The point is that safeguard measures - and their handmaidens, the "waivers" – are an established part of the corpus of treaty law. The EU treaties are the exception rather than the rule in not making good use of them.

That said, we get the dismal litany about the various conditions appertaining to and the potential consequences of using Art 112, usually accompanied by a complete failure to understand that Liechtenstein – which has successfully constrained FoM law – does not rely on Art 112. It has negotiated a permanent amendment to the EEA Agreement (permanent in the sense that it cannot be changed without Liechtenstein's agreement) – an option that would be open to the UK as an Efta state, if not now then sometime in the future.

Such matters, though, are not for Barnier to consider – his mandate does not cover the EEA. These are for UK politicians, looking after UK interests, to address. And so far, they have made a complete pig's ear of their responsibilities, displaying an almost criminal negligence in their inability to confront what is probably the only reasonable option we have for Brexit.

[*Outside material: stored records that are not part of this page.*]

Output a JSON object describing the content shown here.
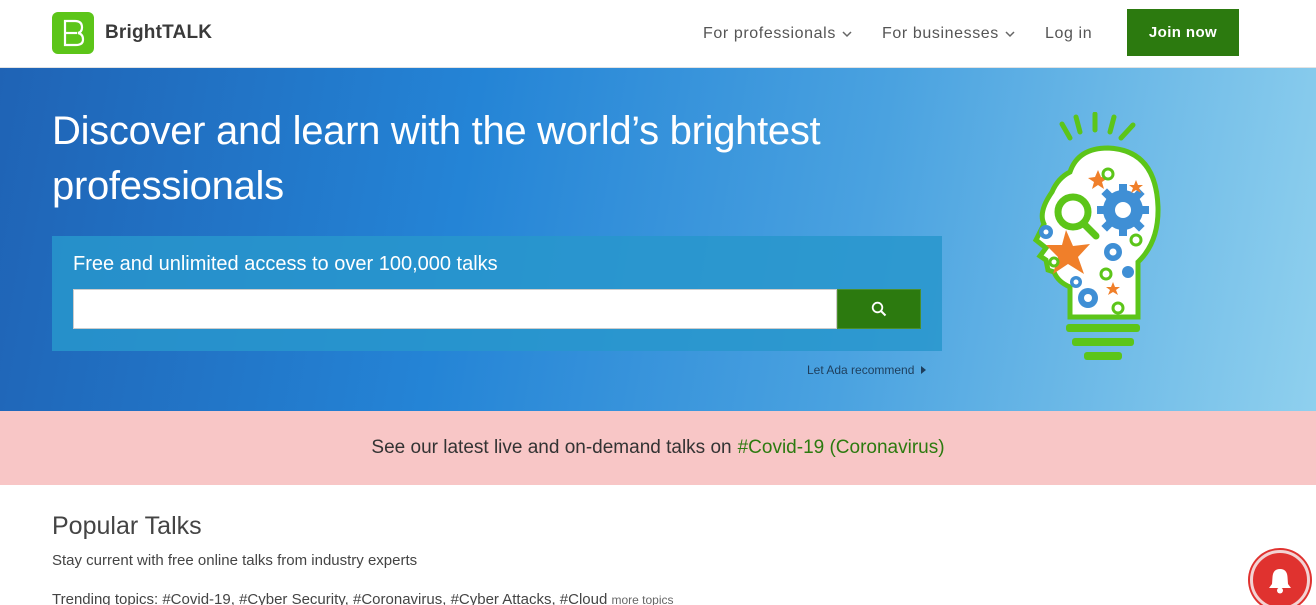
{
  "header": {
    "brand": "BrightTALK",
    "nav": {
      "for_professionals": "For professionals",
      "for_businesses": "For businesses",
      "login": "Log in"
    },
    "join_label": "Join now"
  },
  "hero": {
    "title": "Discover and learn with the world’s brightest professionals",
    "search_label": "Free and unlimited access to over 100,000 talks",
    "search_value": "",
    "ada_link": "Let Ada recommend"
  },
  "banner": {
    "text": "See our latest live and on-demand talks on",
    "link": "#Covid-19 (Coronavirus)"
  },
  "popular": {
    "title": "Popular Talks",
    "subtitle": "Stay current with free online talks from industry experts",
    "trending_label": "Trending topics:",
    "topics": [
      "#Covid-19,",
      "#Cyber Security,",
      "#Coronavirus,",
      "#Cyber Attacks,",
      "#Cloud"
    ],
    "more_topics": "more topics"
  },
  "colors": {
    "brand_green": "#5cc519",
    "button_green": "#2c7a0f",
    "banner_pink": "#f8c6c6",
    "bell_red": "#e0322f"
  },
  "icons": {
    "logo": "brighttalk-b-logo-icon",
    "chevron": "chevron-down-icon",
    "search": "search-icon",
    "ada_arrow": "triangle-right-icon",
    "hero_art": "lightbulb-head-icon",
    "bell": "bell-icon"
  }
}
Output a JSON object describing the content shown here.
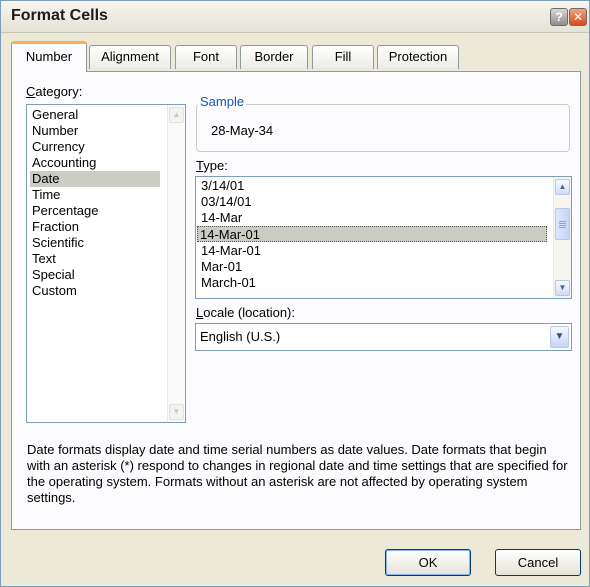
{
  "window": {
    "title": "Format Cells",
    "help_glyph": "?",
    "close_glyph": "✕"
  },
  "tabs": [
    {
      "label": "Number",
      "active": true
    },
    {
      "label": "Alignment",
      "active": false
    },
    {
      "label": "Font",
      "active": false
    },
    {
      "label": "Border",
      "active": false
    },
    {
      "label": "Fill",
      "active": false
    },
    {
      "label": "Protection",
      "active": false
    }
  ],
  "category": {
    "label_accel": "C",
    "label_rest": "ategory:",
    "items": [
      "General",
      "Number",
      "Currency",
      "Accounting",
      "Date",
      "Time",
      "Percentage",
      "Fraction",
      "Scientific",
      "Text",
      "Special",
      "Custom"
    ],
    "selected": "Date"
  },
  "sample": {
    "legend": "Sample",
    "value": "28-May-34"
  },
  "type": {
    "label_accel": "T",
    "label_rest": "ype:",
    "items": [
      "3/14/01",
      "03/14/01",
      "14-Mar",
      "14-Mar-01",
      "14-Mar-01",
      "Mar-01",
      "March-01"
    ],
    "selected_index": 3
  },
  "locale": {
    "label_accel": "L",
    "label_rest": "ocale (location):",
    "value": "English (U.S.)"
  },
  "description": "Date formats display date and time serial numbers as date values.  Date formats that begin with an asterisk (*) respond to changes in regional date and time settings that are specified for the operating system. Formats without an asterisk are not affected by operating system settings.",
  "buttons": {
    "ok": "OK",
    "cancel": "Cancel"
  },
  "colors": {
    "accent_tab": "#f7b24f",
    "legend_text": "#1a56b4",
    "selection": "#ccccc5"
  }
}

Day after day, week after week, stretching into months and now years, we see the same dismal arguments being rehearsed, spilling over into the blog comments, where we get endless, tedious churning around the same failed arguments. Invariably, they are expressed by people who lack either the imagination, the intellect or the will to understand that there is a way out, if we choose to take it. Of some of those, there is a proportion that would wish to see us fail.

But, between the blathering of the media, the crass, criminal stupidity of our politicians, and the venal self-indulgence of a population which can't even bring its own representatives to task, we are now facing a crisis the like of which we have not seen since the war.

The consequences of that, potentially, are devastating. It is not acceptable, therefore, that the malign, disgusting foreign secretary should glibly talk of us not panicking while wishing on us the "chaos" that President Trump might bring. If Brexit means Brexit, crisis mean crisis. This is a territory none of us want to visit.

We have but weeks now before we slide inexorably into that crisis, passing the event horizon to a point of no return. It is unconscionable that we should be dragged into it by the dereliction and stupidity of a gang of loud-mouthed Westminster ignoramuses.

If the Brexit settlement cannot be resolved sensibly, we will live to regret it. But there would then be people upon whom I would wish to see visited a wrath, the like of which only a nation betrayed can deliver. "Last chance saloon" doesn't even begin to capture the gravity of the situation, but the meaning is clear enough. Those who will be the focus of our wrath are drinking at the bar.